Referring to a data sharing policy in dataset metadata

Another silly question!

What would be the best way to refer to an organisation’s data sharing policy in DataCite metadata? I see two options: 16 Rights and 20 RelatedItem. To me, neither is a “perfect” fit. There is no “Policy” resourceTypeGeneral, and certainly no relationType that fits. Putting it into the Rights field then muddles it up with references to specific licences or valid data reuses using DUO.

@mpfl Thanks for this question! My first thought is that Rights is a better fit, but I am interested in how others have handled this situation. The Rights field is already used for a variety of purposes including license/copyright and access information.

You could also use 17 Description with descriptionType “Other”.

Interesting question. Seems to me that the repository data sharing policy is a property of the repository and it covers all datasets in the repository. Is that right?

The licenses reflect the implementation of those policies, i.e. what a user needs to know about what they can do with the data. So I would think that is enough. If a user was interested in the actual policy, they would get to it through the repository home page.

BTW - where does that homepage go? Is that URL an identifier for the organization in the HostingInstitution contributor section? Does that mean that there are two identifiers there: ROR + URL?

1 Like

Thanks for the response, @KellyStathis and @tedhabermann.

In this particular case, the data itself is sensitive and will be distributed across many, many organisations, each with their own data sharing policies. Even within organisations the data could be in any number of systems. The metadata will be brought together into a single discovery portal. We are trying to provide guidance on how our partners can provide us with relevant metadata, while trying to cleave to the DataCite 4.4 schema as closely as possible.

The aim of DataCite metadata properties is to describe a specific resource. The sharing policy of each resource is stated through DataCite properties Rights and Licenses. The description of an organization’s policy for its resources which are exposed or available through portals or repositories is out of range of DataCite.
In your case maybe the policy would be stated on the futur discovery portal especially if it’s listed in re3data where ‘‘repositories’’ are described by their own meatada schema : https://gfzpublic.gfz-potsdam.de/rest/items/item_5007395_6/component/file_5007461/content
using properties 19 to 25

Interesting questions and also very relevant these days, as metadata and data (resource) license information may well be different: eg, the resource being described may be subject to a CC BY license, while its metadata may be subject to a CC0 license. The Rights property is used to explicitly indicate any rights information about the resource.
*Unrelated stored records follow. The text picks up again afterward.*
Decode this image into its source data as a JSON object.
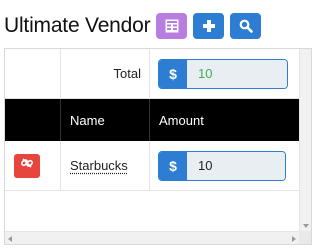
{
  "header": {
    "title": "Ultimate Vendor",
    "buttons": [
      {
        "icon": "table-icon",
        "color": "#b77ee0"
      },
      {
        "icon": "plus-icon",
        "color": "#2d7dd2"
      },
      {
        "icon": "search-icon",
        "color": "#2d7dd2"
      }
    ]
  },
  "table": {
    "total_label": "Total",
    "total": {
      "currency_symbol": "$",
      "value": "10",
      "value_color": "#3fae5a"
    },
    "columns": [
      "",
      "Name",
      "Amount"
    ],
    "rows": [
      {
        "name": "Starbucks",
        "currency_symbol": "$",
        "amount": "10",
        "delete_icon": "unlink-icon"
      }
    ]
  },
  "colors": {
    "accent_blue": "#2d7dd2",
    "accent_purple": "#b77ee0",
    "danger_red": "#e8453c",
    "header_bg": "#000000"
  }
}
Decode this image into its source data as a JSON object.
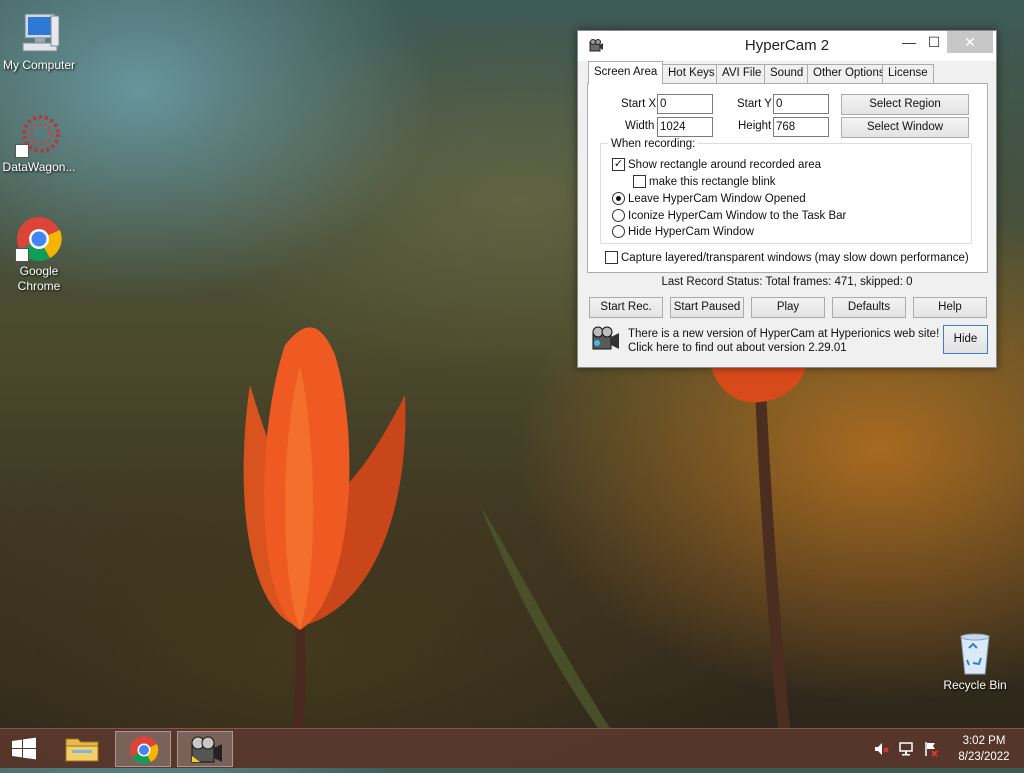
{
  "desktop": {
    "icons": [
      {
        "label": "My Computer",
        "icon": "computer-icon"
      },
      {
        "label": "DataWagon...",
        "icon": "datawagon-icon"
      },
      {
        "label": "Google Chrome",
        "icon": "chrome-icon"
      },
      {
        "label": "Recycle Bin",
        "icon": "recycle-bin-icon"
      }
    ]
  },
  "window": {
    "title": "HyperCam 2",
    "controls": {
      "minimize": "—",
      "maximize": "☐",
      "close": "✕"
    },
    "tabs": [
      "Screen Area",
      "Hot Keys",
      "AVI File",
      "Sound",
      "Other Options",
      "License"
    ],
    "active_tab": "Screen Area",
    "screen_area": {
      "start_x_label": "Start X",
      "start_x_value": "0",
      "start_y_label": "Start Y",
      "start_y_value": "0",
      "width_label": "Width",
      "width_value": "1024",
      "height_label": "Height",
      "height_value": "768",
      "select_region_label": "Select Region",
      "select_window_label": "Select Window",
      "when_recording_title": "When recording:",
      "show_rectangle_label": "Show rectangle around recorded area",
      "show_rectangle_checked": true,
      "blink_label": "make this rectangle blink",
      "blink_checked": false,
      "radio_options": [
        "Leave HyperCam Window Opened",
        "Iconize HyperCam Window to the Task Bar",
        "Hide HyperCam Window"
      ],
      "radio_selected": "Leave HyperCam Window Opened",
      "capture_layered_label": "Capture layered/transparent windows (may slow down performance)",
      "capture_layered_checked": false
    },
    "status": "Last Record Status: Total frames: 471, skipped: 0",
    "buttons": {
      "start_rec": "Start Rec.",
      "start_paused": "Start Paused",
      "play": "Play",
      "defaults": "Defaults",
      "help": "Help"
    },
    "update_message": "There is a new version of HyperCam at Hyperionics web site! Click here to find out about version 2.29.01",
    "hide_label": "Hide"
  },
  "taskbar": {
    "items": [
      "start-icon",
      "file-explorer-icon",
      "chrome-icon",
      "hypercam-icon"
    ],
    "active_items": [
      "chrome-icon",
      "hypercam-icon"
    ],
    "tray": [
      "volume-muted-icon",
      "network-icon",
      "action-center-flag-icon"
    ],
    "time": "3:02 PM",
    "date": "8/23/2022"
  },
  "colors": {
    "taskbar": "#5a372d",
    "close_button": "#c7c7c7",
    "window_bg": "#f0f0f0"
  }
}
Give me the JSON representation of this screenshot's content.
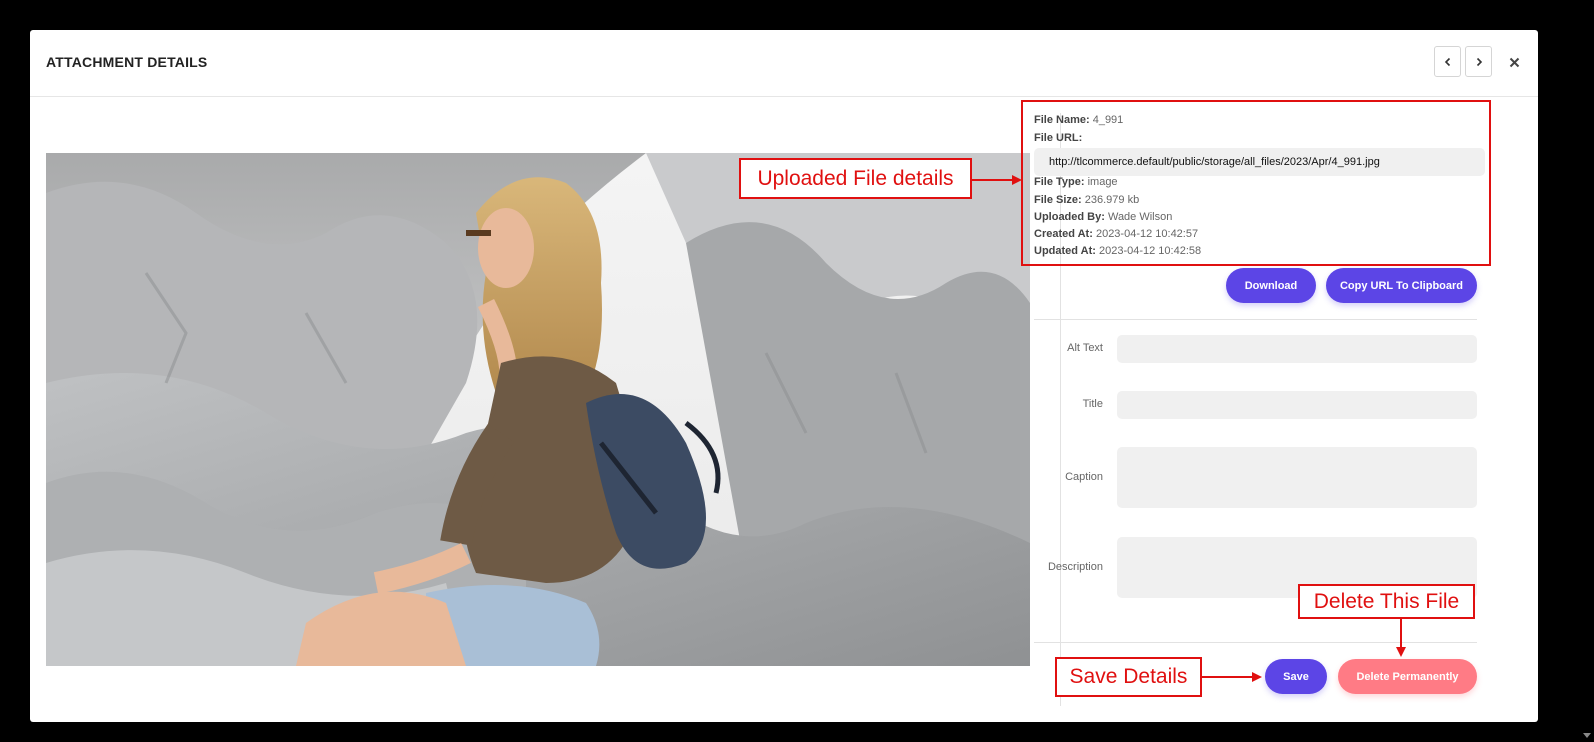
{
  "modal": {
    "title": "ATTACHMENT DETAILS"
  },
  "file": {
    "name_label": "File Name:",
    "name": "4_991",
    "url_label": "File URL:",
    "url": "http://tlcommerce.default/public/storage/all_files/2023/Apr/4_991.jpg",
    "type_label": "File Type:",
    "type": "image",
    "size_label": "File Size:",
    "size": "236.979 kb",
    "uploaded_by_label": "Uploaded By:",
    "uploaded_by": "Wade Wilson",
    "created_label": "Created At:",
    "created": "2023-04-12 10:42:57",
    "updated_label": "Updated At:",
    "updated": "2023-04-12 10:42:58"
  },
  "buttons": {
    "download": "Download",
    "copy_url": "Copy URL To Clipboard",
    "save": "Save",
    "delete": "Delete Permanently"
  },
  "form": {
    "alt_text_label": "Alt Text",
    "title_label": "Title",
    "caption_label": "Caption",
    "description_label": "Description"
  },
  "annotations": {
    "details": "Uploaded File details",
    "delete": "Delete This File",
    "save": "Save Details"
  },
  "colors": {
    "primary": "#5c45e6",
    "danger": "#ff7b85",
    "annotation": "#e01010"
  },
  "icons": {
    "prev": "chevron-left-icon",
    "next": "chevron-right-icon",
    "close": "close-icon"
  }
}
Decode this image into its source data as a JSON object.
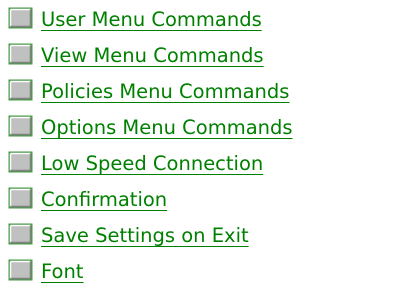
{
  "colors": {
    "link": "#008000",
    "icon_face": "#c0c0c0",
    "icon_border": "#4a9a4a"
  },
  "icon": "gray-square-button-icon",
  "links": [
    {
      "label": "User Menu Commands"
    },
    {
      "label": "View Menu Commands"
    },
    {
      "label": "Policies Menu Commands"
    },
    {
      "label": "Options Menu Commands"
    },
    {
      "label": "Low Speed Connection"
    },
    {
      "label": "Confirmation"
    },
    {
      "label": "Save Settings on Exit"
    },
    {
      "label": "Font"
    }
  ]
}
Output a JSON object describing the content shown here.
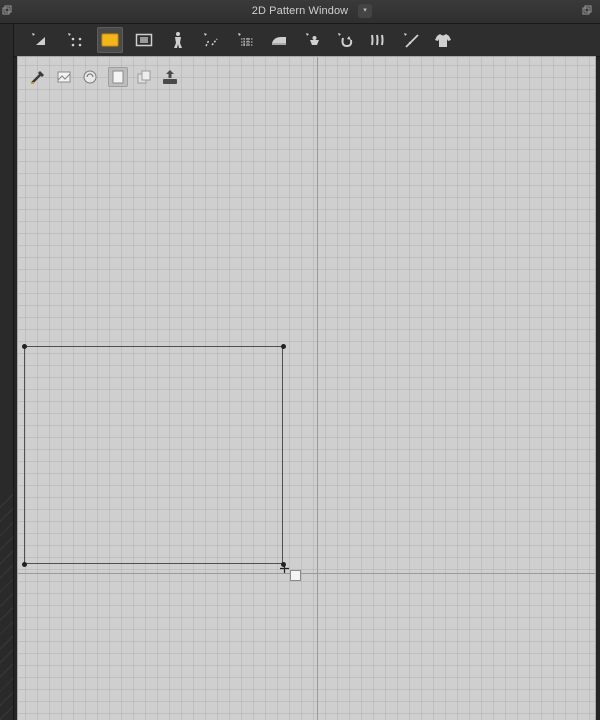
{
  "window": {
    "title": "2D Pattern Window",
    "dropdown_glyph": "▾"
  },
  "toolbar": {
    "tools": [
      {
        "name": "transform-pattern-icon"
      },
      {
        "name": "edit-point-icon"
      },
      {
        "name": "rectangle-tool-icon",
        "active": true
      },
      {
        "name": "internal-rectangle-icon"
      },
      {
        "name": "fold-arrangement-icon"
      },
      {
        "name": "segment-sewing-icon"
      },
      {
        "name": "edit-sewing-icon"
      },
      {
        "name": "iron-icon"
      },
      {
        "name": "pin-icon"
      },
      {
        "name": "tack-icon"
      },
      {
        "name": "elastic-icon"
      },
      {
        "name": "measure-line-icon"
      },
      {
        "name": "garment-icon"
      }
    ]
  },
  "canvas_toolbar": {
    "tools": [
      {
        "name": "draw-tool-icon"
      },
      {
        "name": "texture-tool-icon"
      },
      {
        "name": "texture-edit-icon"
      },
      {
        "name": "layer-tool-icon",
        "active": true
      },
      {
        "name": "layer-duplicate-icon"
      },
      {
        "name": "export-icon"
      }
    ]
  },
  "colors": {
    "accent_active_tool": "#f2b51c",
    "canvas_background": "#cfcfcf",
    "grid_line": "#bdbdbd",
    "axis_line": "#9a9a9a",
    "pattern_outline": "#505050"
  }
}
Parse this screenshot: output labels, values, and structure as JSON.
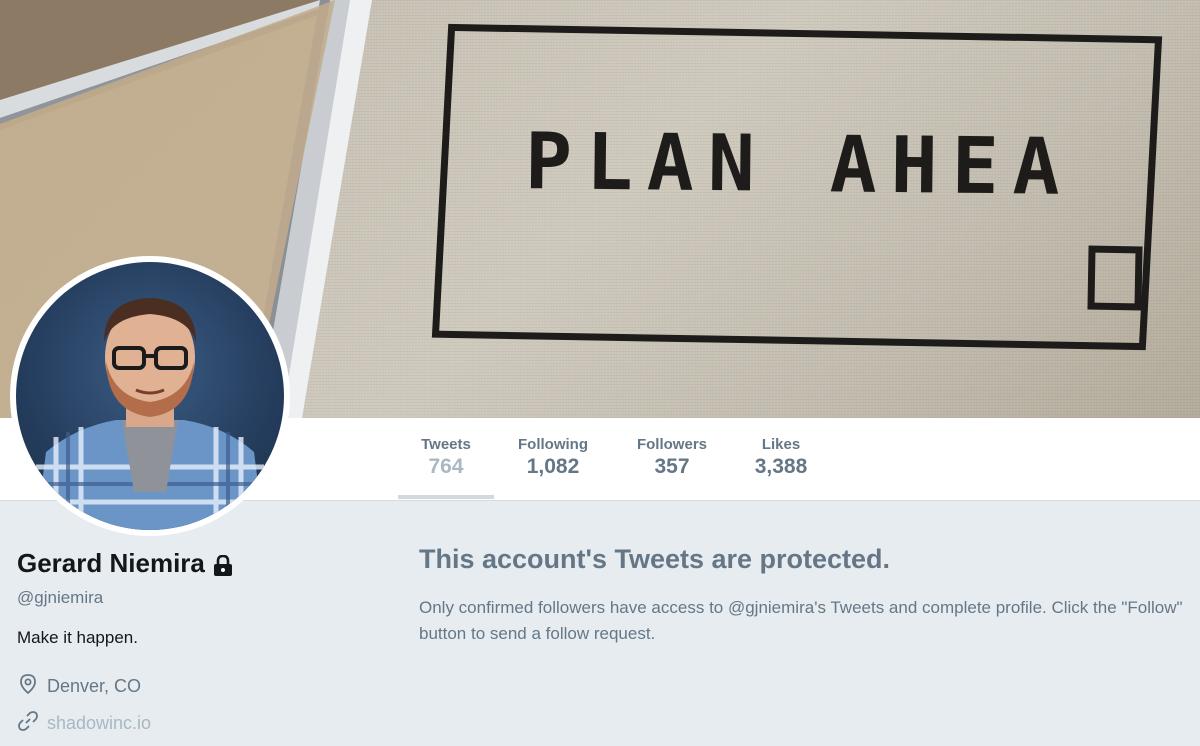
{
  "banner": {
    "text": "PLAN AHEA"
  },
  "profile": {
    "name": "Gerard Niemira",
    "handle": "@gjniemira",
    "bio": "Make it happen.",
    "location": "Denver, CO",
    "url": "shadowinc.io",
    "protected_icon": "lock-icon"
  },
  "stats": [
    {
      "label": "Tweets",
      "value": "764",
      "active": true
    },
    {
      "label": "Following",
      "value": "1,082",
      "active": false
    },
    {
      "label": "Followers",
      "value": "357",
      "active": false
    },
    {
      "label": "Likes",
      "value": "3,388",
      "active": false
    }
  ],
  "protected": {
    "title": "This account's Tweets are protected.",
    "body": "Only confirmed followers have access to @gjniemira's Tweets and complete profile. Click the \"Follow\" button to send a follow request."
  },
  "colors": {
    "page_background": "#e6ecf0",
    "muted_text": "#657786",
    "primary_text": "#14171a",
    "active_value": "#aab8c2"
  }
}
Metadata sharing policy should refer to the repository policy and Re3data schema schema.re3data.org/3-1/re3data-template-V3-1.xml can accommodate it. But complex scenarios may emerge, as far as metadata are concerned: eg, how to indicate that the metadata of a specific collection carry a metadata license/policy which is not the repository’s standard policy?

Thanks for the additional context @mpfl and to everyone from the working group for your insights!

Personally, I feel that including a data sharing policy in Rights is in scope for the DataCite metadata schema. While the aim of DataCite metadata is indeed to describe a specific resource, it is also possible—even encouraged—to include information about other entities that are related to that resource. For example, even though creators can have ORCID iDs, and ORCID profiles include creator names and affiliations, we still include creator names and affiliation in the DataCite metadata.

Similarly, although though there is a place for the policy in the re3data schema for research data repositories, the data sharing policy is directly relevant to the specific resource and is useful to have readily available alongside it. I think this is important 1) for the aggregator/discovery portal use case and 2) for resources that do not have a specific license, including sensitive data.